Another issue involved the purge system, which is responsible for clearing out gas if lighting doesn’t happen immediately. The purge cycle was found to be too short and weak to clear gas out of longer chimneys. The damaged igniter tip, combined with a low blower speed during purge, likely caused the ignition of an increased amount of gas within the boiler, forcing gas through and damaging the venting system.
Under the Safety Standards Act, a provincial safety manager can issue a safety order to prevent, avoid or reduce risk of personal injury or damage to property. Technical Safety BC's Gas Safety Manager, Brad Wyatt, issued a safety order that mandated an adjustment to the purge cycle, upgrade of the igniter, and regular service and maintenance requirements for these types of boilers in BC. “It is so important that these types of gas-burning equipment are installed to the manufacturer’s requirements as well as regularly inspected, cleaned and maintained by qualified gas fitters,” reminds Wyatt.
The manufacturer also noted several instances of maintenance neglect believed to be related to the incidents. It issued an updated technical service bulletin to alert owners of the potential issue and how to remedy it. The manufacturer also facilitated repairs to the damaged boilers and the replacement of white-potted igniters with the safer black-potted ones. All boilers of this type installed in BC are now required to have the igniters and the equipment serviced and maintained annually by a qualified gas fitter.

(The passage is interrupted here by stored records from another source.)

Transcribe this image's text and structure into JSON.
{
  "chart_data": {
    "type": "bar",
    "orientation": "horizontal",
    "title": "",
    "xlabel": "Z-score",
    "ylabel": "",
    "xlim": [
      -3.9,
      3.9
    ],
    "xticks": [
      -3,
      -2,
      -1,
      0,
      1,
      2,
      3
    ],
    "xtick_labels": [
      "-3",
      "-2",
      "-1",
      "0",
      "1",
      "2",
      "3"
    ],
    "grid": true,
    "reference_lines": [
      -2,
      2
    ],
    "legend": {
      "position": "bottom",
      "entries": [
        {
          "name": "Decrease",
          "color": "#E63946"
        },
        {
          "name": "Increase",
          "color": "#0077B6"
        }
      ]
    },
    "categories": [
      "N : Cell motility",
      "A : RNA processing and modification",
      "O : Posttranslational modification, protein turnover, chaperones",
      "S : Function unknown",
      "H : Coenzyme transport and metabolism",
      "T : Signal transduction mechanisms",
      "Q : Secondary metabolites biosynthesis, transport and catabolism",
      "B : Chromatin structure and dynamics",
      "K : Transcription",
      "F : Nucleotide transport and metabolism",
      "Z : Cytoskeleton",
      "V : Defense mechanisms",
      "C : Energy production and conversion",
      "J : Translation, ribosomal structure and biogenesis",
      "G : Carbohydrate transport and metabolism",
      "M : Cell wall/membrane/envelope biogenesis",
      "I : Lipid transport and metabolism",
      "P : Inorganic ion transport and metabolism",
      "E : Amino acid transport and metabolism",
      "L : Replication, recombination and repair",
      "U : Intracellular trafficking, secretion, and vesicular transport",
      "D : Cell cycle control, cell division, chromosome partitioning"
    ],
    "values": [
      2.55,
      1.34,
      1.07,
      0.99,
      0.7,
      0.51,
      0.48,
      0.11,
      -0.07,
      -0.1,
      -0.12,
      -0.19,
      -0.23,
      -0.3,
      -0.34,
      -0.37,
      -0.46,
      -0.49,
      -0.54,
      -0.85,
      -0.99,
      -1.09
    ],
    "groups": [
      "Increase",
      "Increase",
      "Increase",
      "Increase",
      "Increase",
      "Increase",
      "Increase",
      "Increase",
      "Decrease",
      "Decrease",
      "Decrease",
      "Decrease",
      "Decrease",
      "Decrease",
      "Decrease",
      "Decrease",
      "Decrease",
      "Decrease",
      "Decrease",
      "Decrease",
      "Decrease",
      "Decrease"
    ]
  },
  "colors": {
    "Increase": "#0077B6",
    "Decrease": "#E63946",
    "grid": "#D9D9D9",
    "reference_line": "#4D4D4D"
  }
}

The implications of this investigation extend beyond BC. Underwriters Laboratories Inc., the certification body that certifies equipment of this kind, is currently clarifying the technical standards for gas-assist ignition system design and certification. When implemented, these changes will affect boiler certification standards at an international level.
This is just one example of how incidents reported to Technical Safety BC are resulting in wide-reaching changes to industry that are improving safety in the province and beyond.